The US president announced sweeping import taxes on dozens of countries on 2 April only to abruptly and temporarily roll many of them back to 10 percent this week in response to turbulence in the stock and bond markets. This left China with new tariffs totaling 145 percent.
Boston Fed president Susan Collins told the Financial Times in an interview published Friday that the Fed would “absolutely be prepared” to deploy its various tools to help stabilize the financial markets if the need arose.
Any intervention by the Federal Reserve would depend on “what conditions we were seeing,” added Collins, who is one of 12 voting members of the Fed’s all-important rate-setting committee this year.
“The higher the tariffs are, the more the potential slowdown in growth as well as elevation and inflation that one would expect,” Collins said in a separate interview with Yahoo Finance earlier Friday, adding that she expects inflation to rise “well above” three percent this year, but no “significant” economic downturn.
Since Trump’s tariffs came into effect earlier this month, Fed officials have been more outspoken than usual about the effects of the government’s plans on inflation and growth.
Many have also voiced concerns about long-term inflation expectations, which can cause a vicious cycle of price increases if they are not kept in check.
While most countries benefited from the temporary 10n percent rate, higher duties on China kept market concerns elevated, with Morgan Stanley noting tariffs remain historically high, according to Regina Capital Development Corp. managing director Luis Limlingan.
Local stocks extended their gains as investors welcomed the tariff pause, viewing it as a window for renewed trade talks and easing global tensions.
The Bangko Sentral ng Pilipinas cut its key policy rate by 25 basis points to 5.5 percent and signaled further rate cuts this year amid a more challenging global environment and a more manageable inflation outlook.
A widely referenced consumer sentiment survey published Friday by the University of Michigan noted a sharp drop in consumer confidence and flagged another worrying rise in both short-term and longer-term inflation expectations.
“Year-ahead inflation expectations surged from 5.0 percent last month to 6.7 percent this month, the highest reading since 1981,” the survey noted.
“Long-run inflation expectations climbed from 4.1 percent in March to 4.4 percent in April, reflecting a particularly large jump among independents,” it added.
But for now, the University of Michigan’s survey on inflation expectations remains an outlier, with financial market measures of inflation expectation still largely pricing in a long-term path closer to the Fed’s two percent target.
In a speech in Hot Springs, Arkansas on Friday, St. Louis Fed president Alberto Musalem said “continued vigilance” and “careful monitoring” of the incoming data was needed.

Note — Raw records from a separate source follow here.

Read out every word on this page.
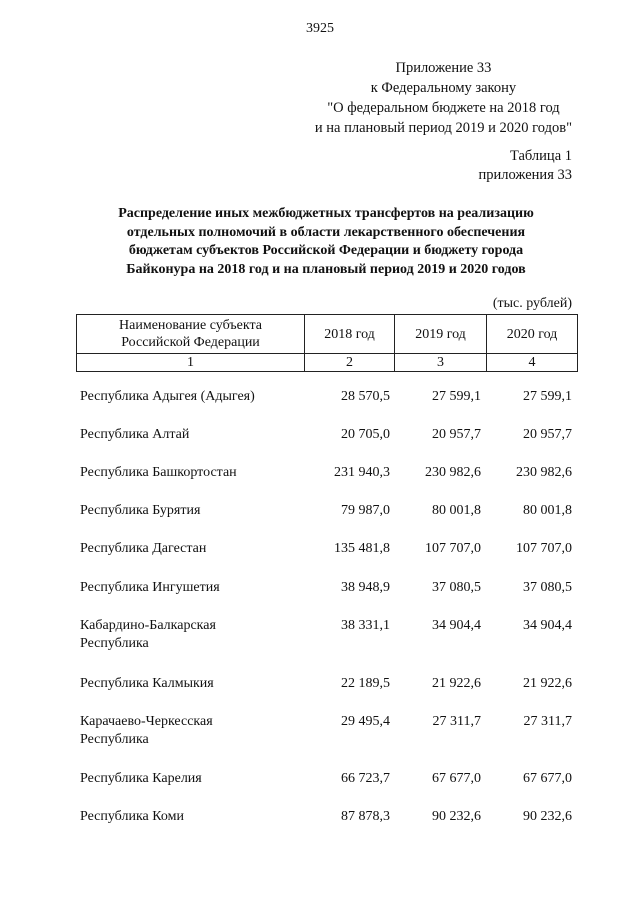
3925
Приложение 33
к Федеральному закону
"О федеральном бюджете на 2018 год
и на плановый период 2019 и 2020 годов"
Таблица 1
приложения 33
Распределение иных межбюджетных трансфертов на реализацию
отдельных полномочий в области лекарственного обеспечения
бюджетам субъектов Российской Федерации и бюджету города
Байконура на 2018 год и на плановый период 2019 и 2020 годов
(тыс. рублей)
Наименование субъекта
Российской Федерации	2018 год	2019 год	2020 год
1	2	3	4
Республика Адыгея (Адыгея)	28 570,5	27 599,1	27 599,1
Республика Алтай	20 705,0	20 957,7	20 957,7
Республика Башкортостан	231 940,3	230 982,6	230 982,6
Республика Бурятия	79 987,0	80 001,8	80 001,8
Республика Дагестан	135 481,8	107 707,0	107 707,0
Республика Ингушетия	38 948,9	37 080,5	37 080,5
Кабардино-Балкарская
Республика
38 331,1	34 904,4	34 904,4
Республика Калмыкия	22 189,5	21 922,6	21 922,6
Карачаево-Черкесская
Республика
29 495,4	27 311,7	27 311,7
Республика Карелия	66 723,7	67 677,0	67 677,0
Республика Коми	87 878,3	90 232,6	90 232,6
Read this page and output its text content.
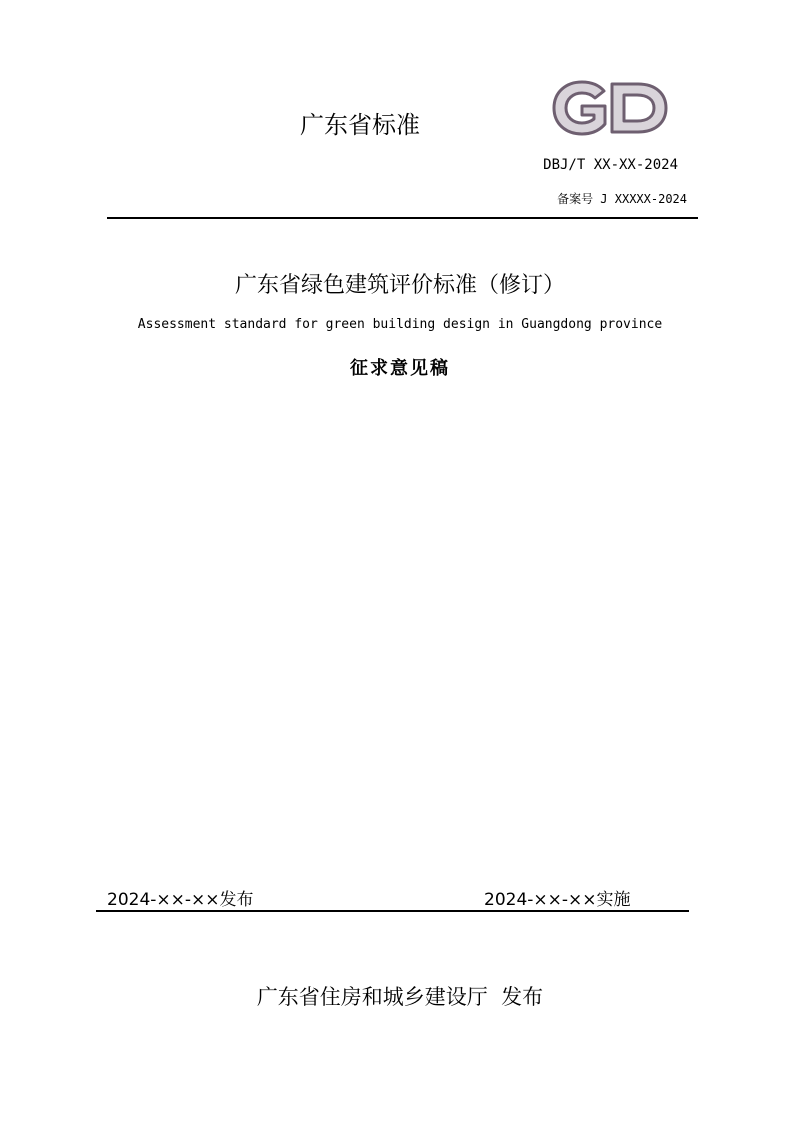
广东省标准
DBJ/T XX-XX-2024
备案号 J XXXXX-2024
广东省绿色建筑评价标准（修订）
Assessment standard for green building design in Guangdong province
征求意见稿
2024-××-××发布	2024-××-××实施
广东省住房和城乡建设厅  发布
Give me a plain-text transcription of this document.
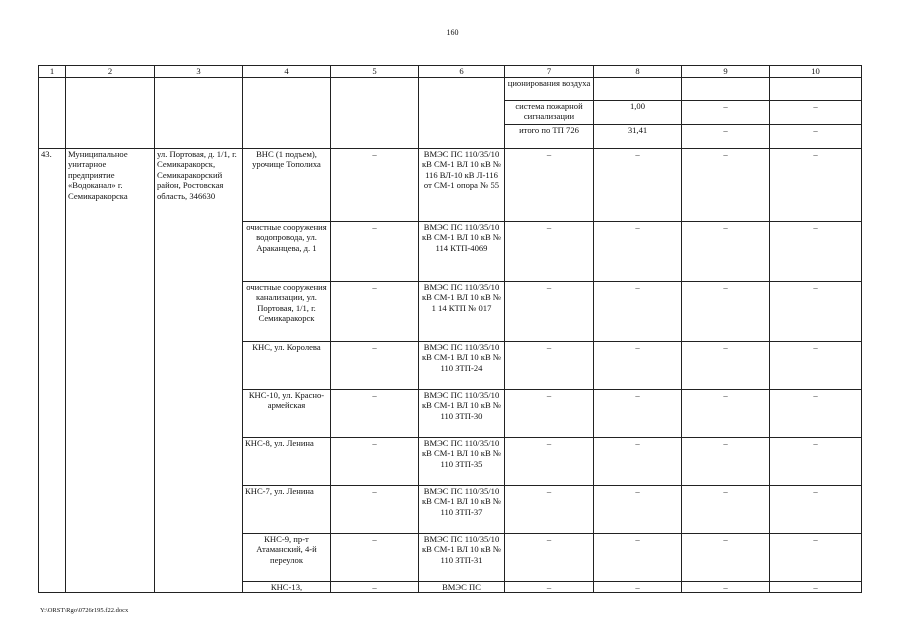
160
1	2	3	4	5	6	7	8	9	10
						ционирования воздуха			
						система пожарной сигнализации	1,00	–	–
						итого по ТП 726	31,41	–	–
43.	Муниципальное унитарное предприятие «Водоканал» г. Семикаракорска	ул. Портовая, д. 1/1, г. Семикаракорск, Семикаракорский район, Ростовская область, 346630	ВНС (1 подъем), урочище Тополиха	–	ВМЭС ПС 110/35/10 кВ СМ-1 ВЛ 10 кВ № 116 ВЛ-10 кВ Л-116 от СМ-1 опора № 55	–	–	–	–
			очистные сооружения водопровода, ул. Араканцева, д. 1	–	ВМЭС ПС 110/35/10 кВ СМ-1 ВЛ 10 кВ № 114 КТП-4069	–	–	–	–
			очистные сооружения канализации, ул. Портовая, 1/1, г. Семикаракорск	–	ВМЭС ПС 110/35/10 кВ СМ-1 ВЛ 10 кВ № 1 14 КТП № 017	–	–	–	–
			КНС, ул. Королева	–	ВМЭС ПС 110/35/10 кВ СМ-1 ВЛ 10 кВ № 110 ЗТП-24	–	–	–	–
			КНС-10, ул. Красно- армейская	–	ВМЭС ПС 110/35/10 кВ СМ-1 ВЛ 10 кВ № 110 ЗТП-30	–	–	–	–
			КНС-8, ул. Ленина	–	ВМЭС ПС 110/35/10 кВ СМ-1 ВЛ 10 кВ № 110 ЗТП-35	–	–	–	–
			КНС-7, ул. Ленина	–	ВМЭС ПС 110/35/10 кВ СМ-1 ВЛ 10 кВ № 110 ЗТП-37	–	–	–	–
			КНС-9, пр-т Атаманский, 4-й переулок	–	ВМЭС ПС 110/35/10 кВ СМ-1 ВЛ 10 кВ № 110 ЗТП-31	–	–	–	–
			КНС-13,	–	ВМЭС ПС	–	–	–	–
Y:\ORST\Rgo\0726r195.f22.docx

Musalem, a voting member of the Fed’s rate-setting committee this year, said that while he still expects a “moderate” pace of economic expansion, the near-term risks were “skewed” toward rising inflation, slower economic growth and a cooler labor market.
‘The higher the tariffs are, the more the potential slowdown in growth as well as elevation and inflation that one would expect.’
“I would be wary of assuming the impact of high tariffs on inflation would be only brief or limited,” he said.
On a busy day of speeches from central bank officials, New York Fed president John Williams went further than his colleagues on the bank’s rate-setting committee, putting out estimates of how he expects Trump’s immigration and tariff policies — and the uncertainty surrounding them — to affect the US economy this year.
“I now expect real GDP growth will slow considerably from last year’s pace, likely to somewhat below one percent,” he told a conference in Puerto Rico.